Etapa 5 Seguimiento y evaluación de la eficiencia del plan de mantenimiento

Luego de una ardua labor en la implantación del MCC es necesario evaluar los resultados obtenidos. Éste proceso requerirá la definición de unos parámetros o índices de seguimiento que muestren, precisa y continuamente, qué mejoras se han obtenido y cuáles no, permitiendo centrar las actividades al objetivo más idóneo, identificando los

aspectos más importantes a tener en cuenta y que refleje la efectividad relativa de la implantación del MCC. Se recomienda utilizar los índices definidos por Alfonso Llanes [2009] para evaluar la efectividad en función del tipo de tarea de mantenimiento aplicado a cada equipo (ver anexo 1).

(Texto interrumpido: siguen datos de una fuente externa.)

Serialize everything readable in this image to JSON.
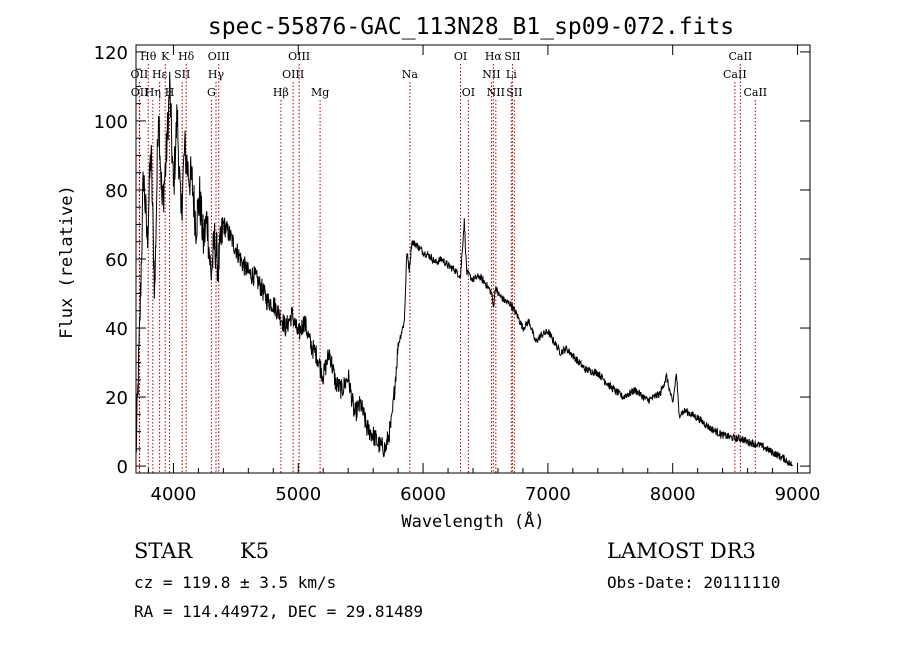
{
  "chart_data": {
    "type": "line",
    "title": "spec-55876-GAC_113N28_B1_sp09-072.fits",
    "xlabel": "Wavelength (Å)",
    "ylabel": "Flux (relative)",
    "xlim": [
      3700,
      9100
    ],
    "ylim": [
      -2,
      122
    ],
    "xticks": [
      4000,
      5000,
      6000,
      7000,
      8000,
      9000
    ],
    "yticks": [
      0,
      20,
      40,
      60,
      80,
      100,
      120
    ],
    "series": [
      {
        "name": "flux",
        "x": [
          3700,
          3730,
          3760,
          3790,
          3820,
          3850,
          3880,
          3910,
          3940,
          3970,
          4000,
          4030,
          4060,
          4090,
          4120,
          4150,
          4180,
          4210,
          4240,
          4270,
          4300,
          4330,
          4360,
          4400,
          4450,
          4500,
          4550,
          4600,
          4650,
          4700,
          4750,
          4800,
          4850,
          4900,
          4950,
          5000,
          5050,
          5100,
          5150,
          5200,
          5250,
          5300,
          5350,
          5400,
          5450,
          5500,
          5550,
          5600,
          5650,
          5700,
          5750,
          5800,
          5850,
          5870,
          5890,
          5910,
          5950,
          6000,
          6050,
          6100,
          6150,
          6200,
          6250,
          6300,
          6330,
          6350,
          6400,
          6450,
          6500,
          6550,
          6563,
          6580,
          6600,
          6650,
          6700,
          6750,
          6800,
          6850,
          6900,
          6950,
          7000,
          7050,
          7100,
          7150,
          7200,
          7250,
          7300,
          7400,
          7500,
          7600,
          7700,
          7800,
          7900,
          7950,
          8000,
          8030,
          8050,
          8100,
          8200,
          8300,
          8400,
          8500,
          8550,
          8600,
          8700,
          8800,
          8900,
          8960
        ],
        "y": [
          3,
          40,
          85,
          65,
          92,
          50,
          105,
          75,
          88,
          110,
          80,
          102,
          72,
          92,
          85,
          82,
          70,
          78,
          65,
          72,
          55,
          65,
          58,
          70,
          67,
          63,
          59,
          56,
          55,
          52,
          48,
          47,
          44,
          40,
          44,
          38,
          42,
          35,
          32,
          26,
          33,
          24,
          22,
          26,
          15,
          18,
          11,
          9,
          6,
          5,
          13,
          35,
          42,
          62,
          57,
          65,
          64,
          62,
          61,
          59,
          60,
          58,
          57,
          55,
          71,
          56,
          54,
          55,
          53,
          50,
          46,
          52,
          50,
          48,
          47,
          44,
          40,
          42,
          36,
          38,
          39,
          36,
          33,
          34,
          32,
          30,
          28,
          27,
          23,
          20,
          22,
          19,
          21,
          26,
          18,
          27,
          15,
          16,
          14,
          11,
          9,
          8,
          8,
          7,
          6,
          4,
          2,
          0
        ]
      }
    ],
    "annotations": {
      "lines": [
        {
          "label": "OII",
          "x": 3727,
          "row": 2
        },
        {
          "label": "OII",
          "x": 3729,
          "row": 3
        },
        {
          "label": "Hθ",
          "x": 3798,
          "row": 1
        },
        {
          "label": "Hη",
          "x": 3835,
          "row": 3
        },
        {
          "label": "Hε",
          "x": 3889,
          "row": 2
        },
        {
          "label": "K",
          "x": 3934,
          "row": 1
        },
        {
          "label": "H",
          "x": 3969,
          "row": 3
        },
        {
          "label": "SII",
          "x": 4070,
          "row": 2
        },
        {
          "label": "Hδ",
          "x": 4102,
          "row": 1
        },
        {
          "label": "G",
          "x": 4304,
          "row": 3
        },
        {
          "label": "Hγ",
          "x": 4341,
          "row": 2
        },
        {
          "label": "OIII",
          "x": 4363,
          "row": 1
        },
        {
          "label": "Hβ",
          "x": 4861,
          "row": 3
        },
        {
          "label": "OIII",
          "x": 4959,
          "row": 2
        },
        {
          "label": "OIII",
          "x": 5007,
          "row": 1
        },
        {
          "label": "Mg",
          "x": 5175,
          "row": 3
        },
        {
          "label": "Na",
          "x": 5894,
          "row": 2
        },
        {
          "label": "OI",
          "x": 6300,
          "row": 1
        },
        {
          "label": "OI",
          "x": 6363,
          "row": 3
        },
        {
          "label": "NII",
          "x": 6548,
          "row": 2
        },
        {
          "label": "Hα",
          "x": 6563,
          "row": 1
        },
        {
          "label": "NII",
          "x": 6583,
          "row": 3
        },
        {
          "label": "Li",
          "x": 6707,
          "row": 2
        },
        {
          "label": "SII",
          "x": 6716,
          "row": 1
        },
        {
          "label": "SII",
          "x": 6731,
          "row": 3
        },
        {
          "label": "CaII",
          "x": 8498,
          "row": 2
        },
        {
          "label": "CaII",
          "x": 8542,
          "row": 1
        },
        {
          "label": "CaII",
          "x": 8662,
          "row": 3
        }
      ]
    }
  },
  "info": {
    "classification": "STAR",
    "subclass": "K5",
    "survey": "LAMOST DR3",
    "velocity": "cz = 119.8 ± 3.5 km/s",
    "obs_date": "Obs-Date: 20111110",
    "coords": "RA = 114.44972, DEC =  29.81489"
  },
  "colors": {
    "line_marker": "#b00000",
    "spectrum": "#000000",
    "axes": "#000000"
  }
}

Además, requerirá la implantación de los procesos pertinentes de captación de la información básica necesaria, el establecimiento del procedimiento adecuado de actuación y la asignación de recursos correspondiente.

La necesidad de considerar nuevas técnicas de mantenimiento, añadir algún posible modo de fallo o componente no analizado inicialmente o revisar las hipótesis de estudio, sus conclusiones, entre otras, harán conveniente la actualización global de estudio del MCC cada cierto tiempo, con el fin de minimizar la obsolescencia de las recomendaciones aportadas con el paso del tiempo.

Para culminar esta etapa, y con ella el procedimiento, se implanta el proceso de recopilación de información básica sobre la explotación de los distintos dispositivos de la instalación, registrando datos como: fecha de ocurrencia de cada fallo, número de fallos en el período analizado, tipo de fallo, tiempo de estadía, pérdidas por el fallo, costo de mantenimiento, entre otros; luego se realiza un proceso adecuado de análisis de incidentes y la elaboración del correspondiente procedimiento de evaluación de la eficacia de las medidas implantadas, haciendo uso de los indicadores de evaluación propuestos anteriormente.